Dans une chambre du désormais nommé Sofitel Legend Metropole, à Hanoï, Joan Baez a écrit « Where Are You Now, My Son? ». C’était en décembre 1972 dans une capitale alors frappée par l’Opération Linebacker II, une pluie de bombes B-52 larguées par les États-Unis. Pendant que la terre tremblait au rythme du vacarme militaire, la chanteuse américaine enregistrait les pleurs de l’hôtel, les cris étouffés de femmes vietnamiennes réfugiées dans le bunker, et sa voix. Ce morceau hybride de plus de dix minutes, mêlant chant et field recording, incarne la mémoire sonore d’un bâtiment qui a vu défiler l’Histoire depuis 1901.
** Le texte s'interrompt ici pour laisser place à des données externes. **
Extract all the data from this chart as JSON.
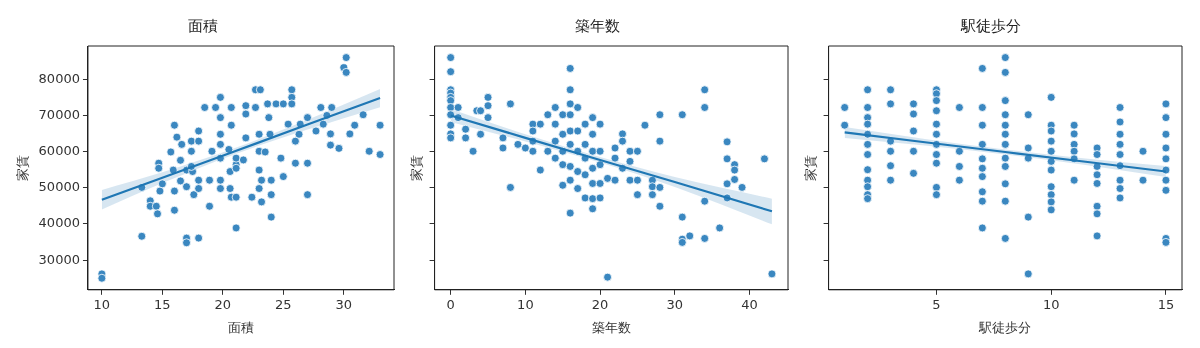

Construit par deux entrepreneurs français, André Ducamp et Gustave-Émile Dumoutier, le Metropole fut le premier hôtel de luxe d’Indochine. Avec ses carreaux en céramique, ses stores en bois et ses chambres à la blancheur coloniale, il fut dès le départ une vitrine de la puissance française à Hanoï. Mais l’histoire du Metropole est loin d’être un long fleuve de champagne. Il faut creuser – littéralement – pour en retrouver les strates les plus enfouies.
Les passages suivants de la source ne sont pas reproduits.